Not "succeeding" at breastfeeding isn't a mark of poor parenting and not "making a success" at FBT/Maudsley isn't an indictment of anything.
You cannot make someone successfully breastfeed, or homeschool, or bake fresh bread, or love fresh apples. None of these choices work if they are NOT choices, consciously and thoughtfully volunteered. This is also true of FBT/Maudsley. It is less likely to work for those who have it forced on their family without options. None of these lovely things ARE right for every situation and anyone who says they are is a mindless zealot (I actually haven't met any).
I don't want everyone to have to engage in FBT; I want everyone to have the opportunity.
The point of offering parents a choice isn't about browbeating people it is about opportunity and judgement. If we believe in a certain idea the best way to promote it is to truly believe that people will choose it in the right situations and then to respect them when they do NOT make the same decision you did.
P.S. In case you're about to comment on this (people always do) with "but aren't you telling people they have to do FBT/Maudsley because you say it is "the only evidence-based approach for anorexia and has the highest rates of success for adolescents ill for under 3 years" but I'm not.
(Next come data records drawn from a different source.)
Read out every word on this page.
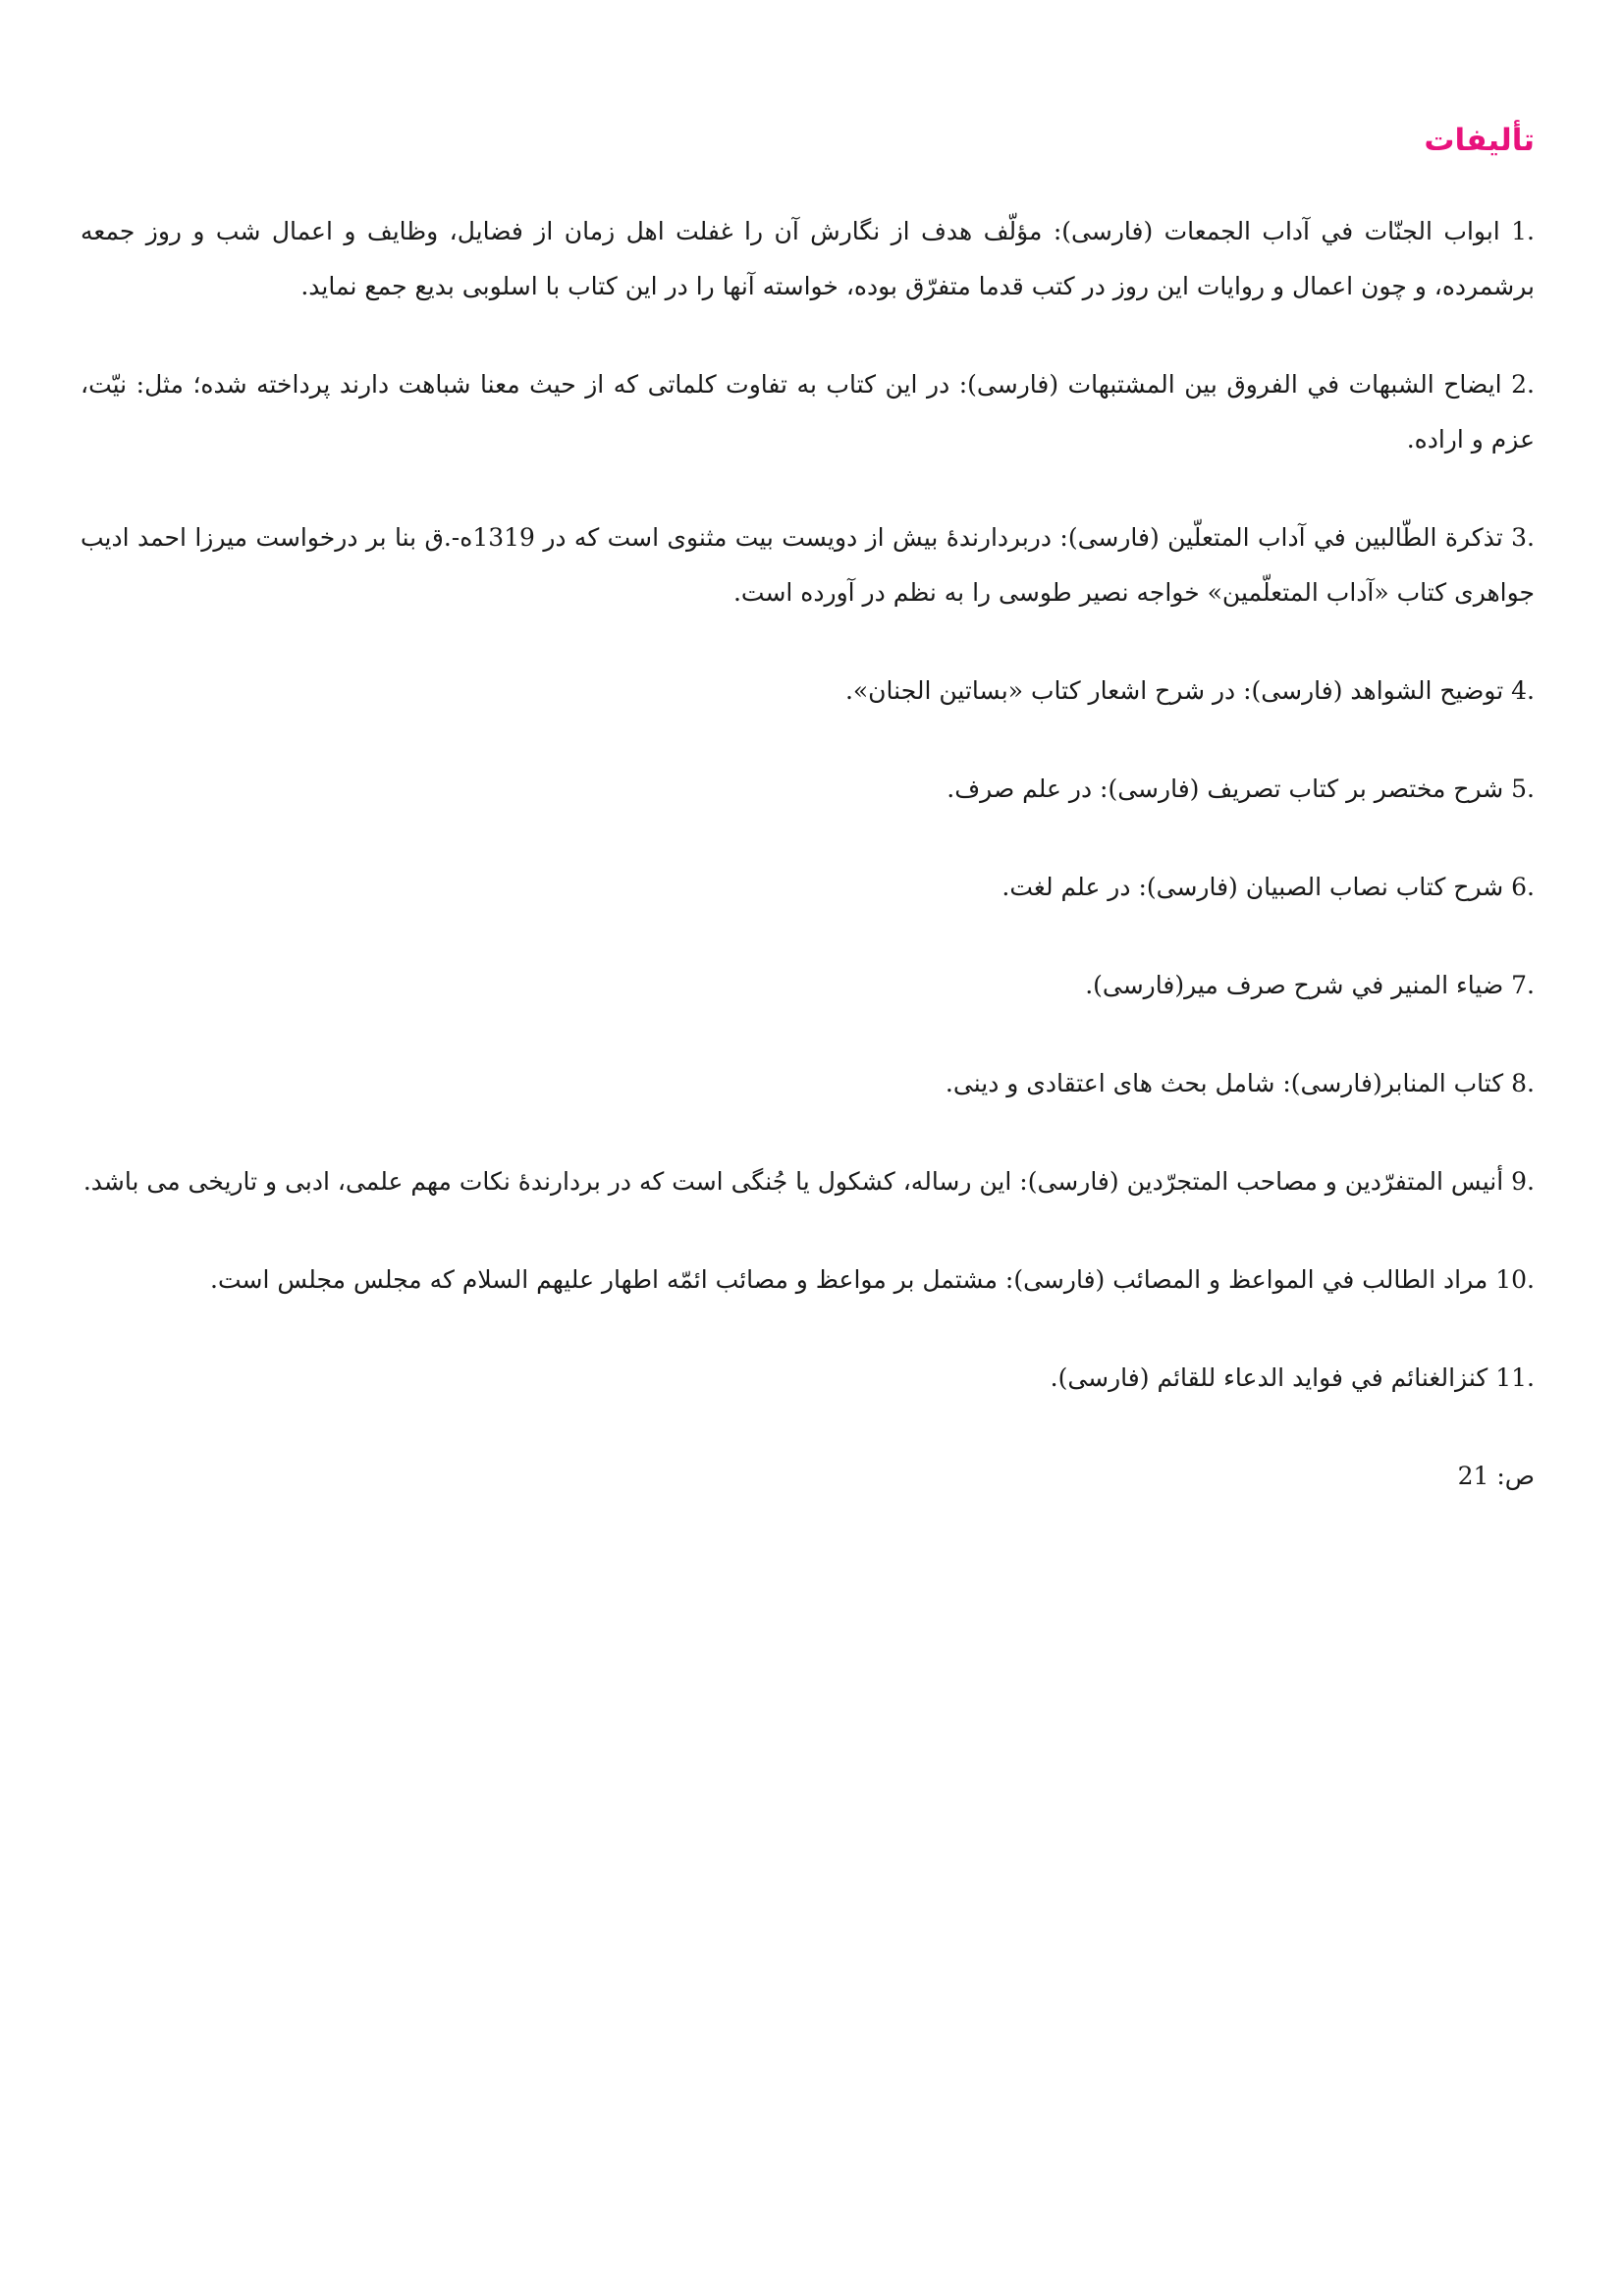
تألیفات
1. ابواب الجنّات في آداب الجمعات (فارسی): مؤلّف هدف از نگارش آن را غفلت اهل زمان از فضایل، وظایف و اعمال شب و روز جمعه برشمرده، و چون اعمال و روایات این روز در کتب قدما متفرّق بوده، خواسته آنها را در این کتاب با اسلوبی بدیع جمع نماید.
2. ایضاح الشبهات في الفروق بین المشتبهات (فارسی): در این کتاب به تفاوت کلماتی که از حیث معنا شباهت دارند پرداخته شده؛ مثل: نیّت، عزم و اراده.
3. تذکرة الطّالبین في آداب المتعلّین (فارسی): دربردارندۀ بیش از دویست بیت مثنوی است که در 1319ه-.ق بنا بر درخواست میرزا احمد ادیب جواهری کتاب «آداب المتعلّمین» خواجه نصیر طوسی را به نظم در آورده است.
4. توضیح الشواهد (فارسی): در شرح اشعار کتاب «بساتین الجنان».
5. شرح مختصر بر کتاب تصریف (فارسی): در علم صرف.
6. شرح کتاب نصاب الصبیان (فارسی): در علم لغت.
7. ضیاء المنیر في شرح صرف میر(فارسی).
8. کتاب المنابر(فارسی): شامل بحث های اعتقادی و دینی.
9. أنیس المتفرّدین و مصاحب المتجرّدین (فارسی): این رساله، کشکول یا جُنگی است که در بردارندۀ نکات مهم علمی، ادبی و تاریخی می باشد.
10. مراد الطالب في المواعظ و المصائب (فارسی): مشتمل بر مواعظ و مصائب ائمّه اطهار علیهم السلام که مجلس مجلس است.
11. کنزالغنائم في فواید الدعاء للقائم (فارسی).
ص: 21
Just as "penicillin has the highest rates of success on certain infections" isn't saying that all infections should be treated with penicillin or that no other antibiotics can be used. Citing the actual success rate is important information in making choices, not telling them what to do. Insurers, national health systems, and parents who think higher rates of success equals no other choices need to sit in the naughty corner and reconsider.